Riffs are usually played at the beginning of a song and set the tone for the entire piece. On the other hand, a lick is a short, standalone phrase. It’s perfect when used to fill in the gaps between chords or verses. Licks are typically used to add flavor and interest to a song.
They are usually not repeated as frequently as riffs. Both riffs and licks can be used to create a memorable guitar melody. But they serve different purposes in a song, as we have seen. Their unique characteristics set them apart.
|Guitar Riff||Guitar Lick|
|Riffs make up the theme||Licks are short musical phrases without a theme|
|The song hook is formed by the riff||Excitement and intensity are added by licks|
|They are normally made from chords||They are generally a collection of notes|
|They form songs through syncopation||They are added sporadically|
What are the Hardest Guitar Riffs to Play?
There are some very difficult riffs in all forms of music. Riffs that are very fast, or just have some complex arrangements. This difficulty obviously relies on many factors. Your experience and skill level are going to be what determines if a riff is hard to play.
This isn’t the same for everyone. Yet there are some songs that most players know to be hard! Here are some examples from a few different genres of music:
- Bleed by Meshuggah.
- Preludio e Toccatina by Assad.
- Little Bit of Sympathy by Robin Trower.

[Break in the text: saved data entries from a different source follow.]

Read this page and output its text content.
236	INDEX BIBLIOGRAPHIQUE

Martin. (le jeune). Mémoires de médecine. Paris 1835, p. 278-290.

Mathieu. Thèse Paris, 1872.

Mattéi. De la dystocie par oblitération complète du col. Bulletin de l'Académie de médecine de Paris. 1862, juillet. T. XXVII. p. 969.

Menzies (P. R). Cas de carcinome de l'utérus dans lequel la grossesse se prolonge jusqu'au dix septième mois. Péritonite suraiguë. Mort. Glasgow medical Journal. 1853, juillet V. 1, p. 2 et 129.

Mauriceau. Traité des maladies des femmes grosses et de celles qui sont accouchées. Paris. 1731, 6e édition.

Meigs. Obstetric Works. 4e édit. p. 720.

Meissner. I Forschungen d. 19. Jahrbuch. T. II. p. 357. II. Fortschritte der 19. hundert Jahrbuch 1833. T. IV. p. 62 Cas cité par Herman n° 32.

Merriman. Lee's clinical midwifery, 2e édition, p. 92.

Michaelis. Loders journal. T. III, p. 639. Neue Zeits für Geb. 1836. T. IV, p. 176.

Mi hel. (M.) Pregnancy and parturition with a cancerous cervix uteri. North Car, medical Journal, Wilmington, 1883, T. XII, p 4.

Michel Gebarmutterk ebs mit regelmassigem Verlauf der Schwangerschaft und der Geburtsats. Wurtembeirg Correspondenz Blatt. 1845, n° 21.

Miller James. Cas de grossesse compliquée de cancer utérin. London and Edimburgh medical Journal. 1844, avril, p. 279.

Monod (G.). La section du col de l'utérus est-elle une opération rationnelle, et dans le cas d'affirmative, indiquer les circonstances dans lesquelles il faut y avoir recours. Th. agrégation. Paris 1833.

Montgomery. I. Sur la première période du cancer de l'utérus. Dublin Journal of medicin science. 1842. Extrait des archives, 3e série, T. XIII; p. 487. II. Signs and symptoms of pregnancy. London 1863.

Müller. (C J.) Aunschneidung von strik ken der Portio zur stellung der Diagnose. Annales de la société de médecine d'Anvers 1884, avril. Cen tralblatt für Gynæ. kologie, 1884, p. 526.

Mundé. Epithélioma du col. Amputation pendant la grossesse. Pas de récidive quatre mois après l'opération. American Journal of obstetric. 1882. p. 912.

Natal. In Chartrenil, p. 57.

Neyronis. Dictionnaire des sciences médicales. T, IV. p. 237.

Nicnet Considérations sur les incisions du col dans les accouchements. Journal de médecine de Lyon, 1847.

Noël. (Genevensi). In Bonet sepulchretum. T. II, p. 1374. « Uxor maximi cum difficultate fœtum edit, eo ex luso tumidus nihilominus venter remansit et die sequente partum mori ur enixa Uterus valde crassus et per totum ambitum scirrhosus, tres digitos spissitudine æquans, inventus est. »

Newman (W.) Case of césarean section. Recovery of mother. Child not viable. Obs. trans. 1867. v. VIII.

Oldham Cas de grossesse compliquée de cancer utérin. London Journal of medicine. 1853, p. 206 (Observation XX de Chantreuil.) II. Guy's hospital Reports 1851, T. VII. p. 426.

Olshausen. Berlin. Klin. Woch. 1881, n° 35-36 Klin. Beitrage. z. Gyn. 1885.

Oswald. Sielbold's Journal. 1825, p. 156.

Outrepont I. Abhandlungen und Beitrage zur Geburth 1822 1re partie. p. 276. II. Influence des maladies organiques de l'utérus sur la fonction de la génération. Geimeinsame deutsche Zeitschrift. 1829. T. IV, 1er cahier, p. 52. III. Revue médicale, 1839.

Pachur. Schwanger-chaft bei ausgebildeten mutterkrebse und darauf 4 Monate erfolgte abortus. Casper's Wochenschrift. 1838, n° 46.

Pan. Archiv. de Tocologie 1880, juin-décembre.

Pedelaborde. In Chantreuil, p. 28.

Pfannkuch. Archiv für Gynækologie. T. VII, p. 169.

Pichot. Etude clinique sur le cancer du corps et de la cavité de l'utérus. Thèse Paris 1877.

- Breaking all Illusions by Dream Theater.
- Albeniz’s Asturias.
What are the Most Complex Licks?
Some players are just incredible, that is something we can all agree on. I have seen some very difficult licks that just sound amazing. Licks that I’m not sure if I will ever be able to play in the same way they do! Here are some of the most complex licks out there:
- Fives by Guthrie Govan.
- Cliffs of Dover by Eric Johnson.
- The Attitude Song by Steve Vai.
- Blackstar by Yngwie Malmsteen.
Is a Guitar Solo a Lick?
Licks and solos on the guitar are two different things. A lick is a brief, identifiable phrase. It’s used to spice up a song with appeal, expressiveness, and diversity.
A solo is a longer performance that showcases the guitarist’s skills and creativity. A guitar solo can consist of a combination of licks, riffs, and other materials.
What is the difference between a guitar riff and chord?
Guitar riffs are constructed using chords and notes. Chords are the building blocks, while riffs are your final product.
Chords themselves are built using notes as well, but when you play them, you get one sound. Riffs are a number of them assembled together to make musical phrases.
How many notes are in a lick?
A lick can contain as many notes are you desire. This depends on the structure of the song or riff it’s being played over.
However, some styles of music have limited licks to a certain number of notes. In some Jazz music, you will find that players aim for 5 notes per lick. In others, it’s 7 notes.
You can play them as long as you like, but the goal is to stick to only these notes. In most cases, you will find that you don’t need more than this. But you also don’t want to limit yourself.
What makes a good guitar lick?
There’s a magic to a solid guitar lick. It’s catchy, it’s got a beat, and it’s simple. If you’ve found yourself repeating a tune after only hearing it once or twice, you’ve been hooked by a great lick. What’s that all about, you ask?
Well, crafting a great guitar lick doesn’t require it to be intricate or complex. In fact, it’s quite the opposite. The moment you add too many layers or complications to a lick, it tends to lose its charm, its stickiness. It slips away from memory.
So, when it comes to licks, the golden rule is often “less is more.” You want your listeners to remember that line, to have it echo in their minds long after the song has ended. And simplicity, my friend, is the secret ingredient to achieve that.